# Day 4 — Solutions Notebook

*Auto-generated notebook based on provided lecture slides.*

## Solutions — Day 4: Data Prep & Feature Engineering
Worked solutions and explanations.

In [None]:
# Setup: installs (uncomment the !pip lines if needed) and imports
# If running in a managed environment (e.g. Google Colab), uncomment the pip installs below.
# !pip install pandas numpy seaborn plotly scikit-learn matplotlib

import pandas as pd, numpy as np
import seaborn as sns
import matplotlib.pyplot as plt
import plotly.express as px
from sklearn.model_selection import train_test_split
from sklearn.preprocessing import StandardScaler, MinMaxScaler, OneHotEncoder
from sklearn.impute import SimpleImputer
from sklearn.linear_model import LogisticRegression
from sklearn.neighbors import KNeighborsClassifier
from sklearn.tree import DecisionTreeClassifier
from sklearn.metrics import accuracy_score, precision_score, recall_score, f1_score, confusion_matrix, roc_auc_score, roc_curve
sns.set_theme(style='whitegrid')

# Load dataset (seaborn's titanic dataset) - we'll use this across all notebooks
df = sns.load_dataset('titanic')
df_original = df.copy()  # keep a pristine copy
print('Loaded titanic dataset with shape:', df.shape)
df.head()


### Data types & conversions (solution)

In [None]:
print(df.dtypes)
# Convert survived and pclass (if needed)
df['survived'] = df['survived'].astype('int')
if 'pclass' in df.columns:
    df['pclass'] = df['pclass'].astype('category')
print('\nConverted types:\n', df.dtypes)

### Missing values (solution)
Two approaches shown: drop rows vs median imputation.

In [None]:
# Drop rows example
df_drop = df.dropna(subset=['age','fare'])
print('After dropping rows with missing age/fare:', df_drop.shape)
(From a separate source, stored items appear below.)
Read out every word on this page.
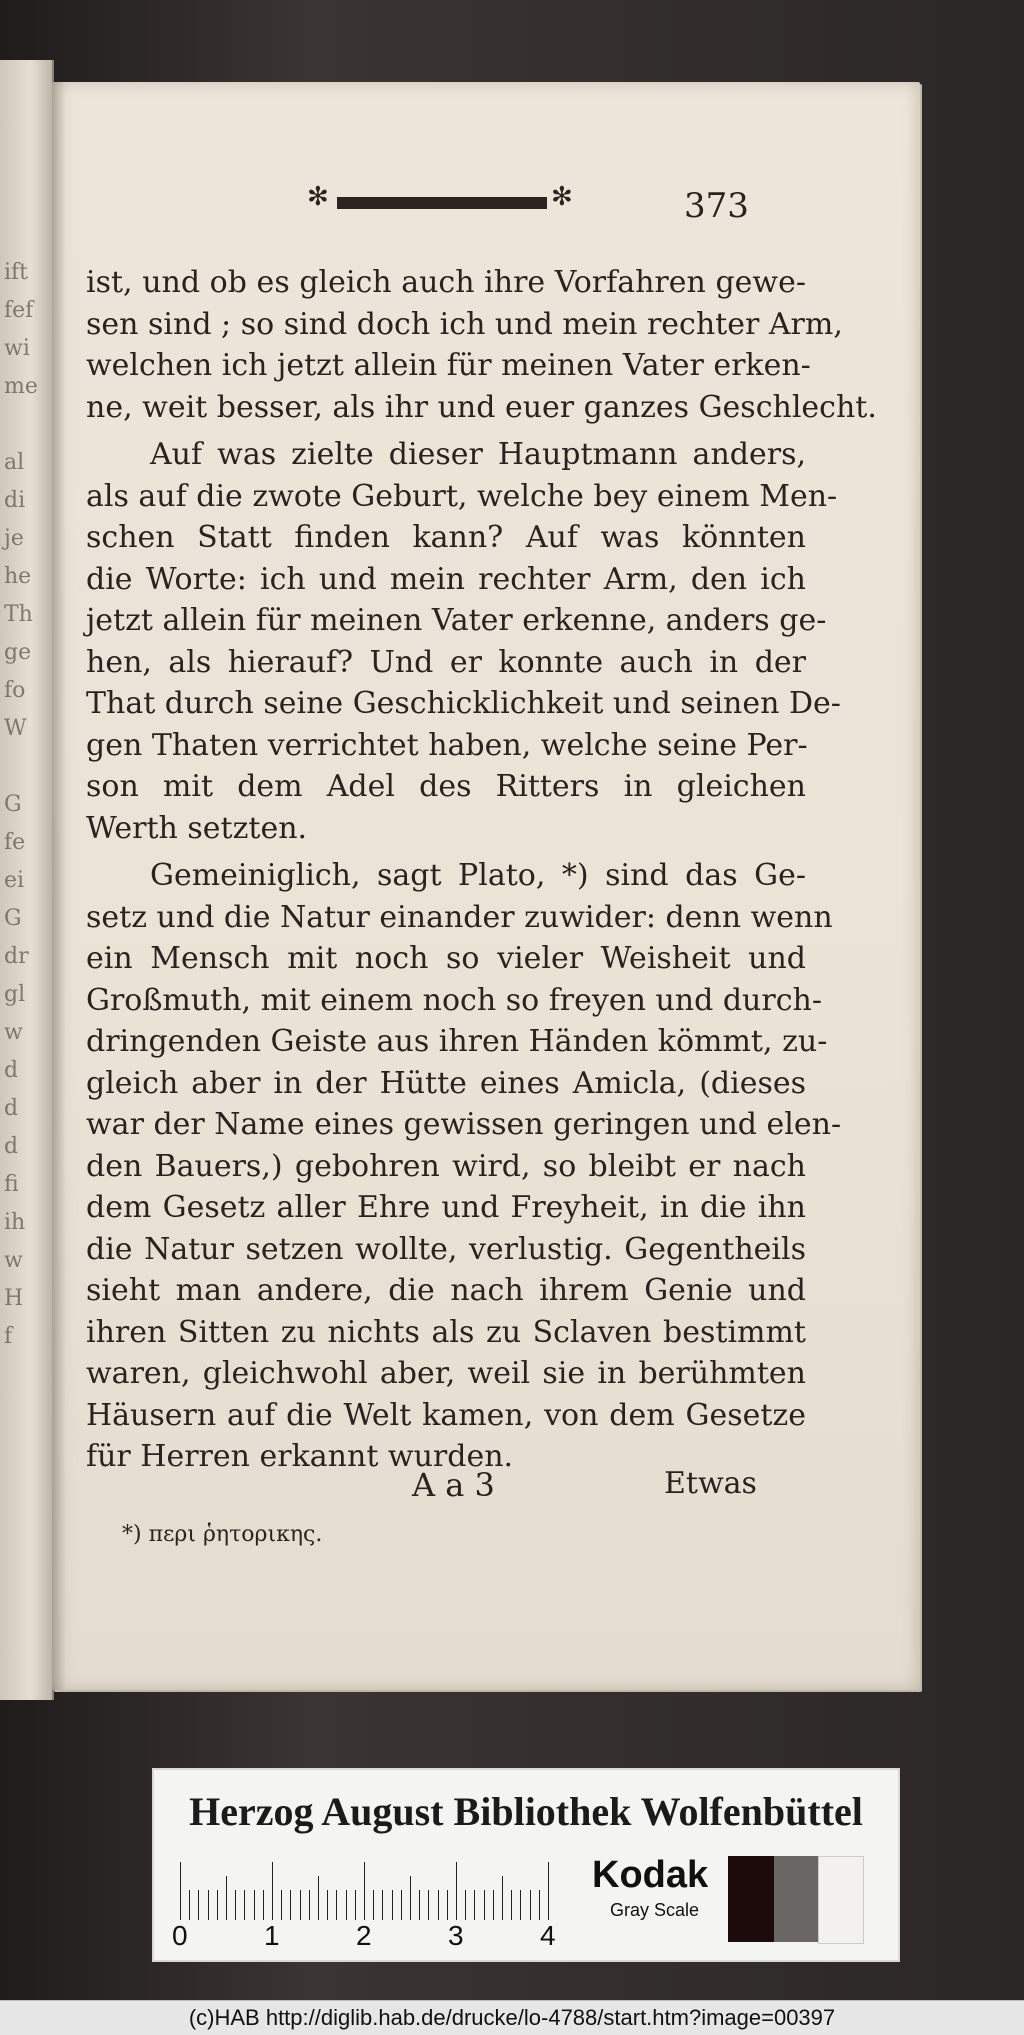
ift
fef
wi
me
al
di
je
he
Th
ge
fo
W
G
fe
ei
G
dr
gl
w
d
d
d
fi
ih
w
H
f
✻	✻	373
ist, und ob es gleich auch ihre Vorfahren gewe-
sen sind ; so sind doch ich und mein rechter Arm,
welchen ich jetzt allein für meinen Vater erken-
ne, weit besser, als ihr und euer ganzes Geschlecht.
Auf was zielte dieser Hauptmann anders,
als auf die zwote Geburt, welche bey einem Men-
schen Statt finden kann? Auf was könnten
die Worte: ich und mein rechter Arm, den ich
jetzt allein für meinen Vater erkenne, anders ge-
hen, als hierauf? Und er konnte auch in der
That durch seine Geschicklichkeit und seinen De-
gen Thaten verrichtet haben, welche seine Per-
son mit dem Adel des Ritters in gleichen
Werth setzten.
Gemeiniglich, sagt Plato, *) sind das Ge-
setz und die Natur einander zuwider: denn wenn
ein Mensch mit noch so vieler Weisheit und
Großmuth, mit einem noch so freyen und durch-
dringenden Geiste aus ihren Händen kömmt, zu-
gleich aber in der Hütte eines Amicla, (dieses
war der Name eines gewissen geringen und elen-
den Bauers,) gebohren wird, so bleibt er nach
dem Gesetz aller Ehre und Freyheit, in die ihn
die Natur setzen wollte, verlustig. Gegentheils
sieht man andere, die nach ihrem Genie und
ihren Sitten zu nichts als zu Sclaven bestimmt
waren, gleichwohl aber, weil sie in berühmten
Häusern auf die Welt kamen, von dem Gesetze
für Herren erkannt wurden.
A a 3	Etwas
*) περι ῥητορικης.
Herzog August Bibliothek Wolfenbüttel
0	1	2	3	4
Kodak
Gray Scale
(c)HAB http://diglib.hab.de/drucke/lo-4788/start.htm?image=00397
# Median imputation example
from sklearn.impute import SimpleImputer
imp = SimpleImputer(strategy='median')
df_imputed = df.copy()
df_imputed['age'] = imp.fit_transform(df[['age']])
print('Missing age after impute:', df_imputed['age'].isna().sum())


### Outlier handling (solution)
Two options: remove extreme fares, or cap them (winsorize). We'll show both.

In [None]:
# IQR remove
q1 = df['fare'].quantile(0.25)
q3 = df['fare'].quantile(0.75)
iqr = q3-q1
lower = q1 - 1.5*iqr
upper = q3 + 1.5*iqr
df_iqr_removed = df[~((df['fare']<lower) | (df['fare']>upper))]
print('After IQR removal:', df_iqr_removed.shape)

# Capping (winsorizing)
df_capped = df.copy()
df_capped['fare'] = np.clip(df_capped['fare'], lower, upper)
print('Capped fares min/max:', df_capped['fare'].min(), df_capped['fare'].max())


### Normalization & Encoding (solution)
We show Min-Max and Standard scaling. Also one-hot encoding with pandas.

In [None]:
# Prepare DataFrame: median impute age
X = df_imputed.copy()
X['fare'] = X['fare'].fillna(X['fare'].median())
num_cols = ['age','fare']
# Min-Max
mm = MinMaxScaler()
X_mm = X.copy()
X_mm[num_cols] = mm.fit_transform(X_mm[num_cols])
# Standard
ss = StandardScaler()
X_ss = X.copy()
X_ss[num_cols] = ss.fit_transform(X_ss[num_cols])

# One-hot encoding
X_encoded = pd.get_dummies(X_mm, columns=['sex','embarked'], drop_first=True)
print('Encoded cols sample:', [c for c in X_encoded.columns if 'sex_' in c or 'embarked_' in c])
X_encoded.head()


### Notes
- Normalization is important for distance-based models (KNN) or gradient-based optimization.
- One-hot encoding is necessary for categorical variables when algorithms expect numeric inputs.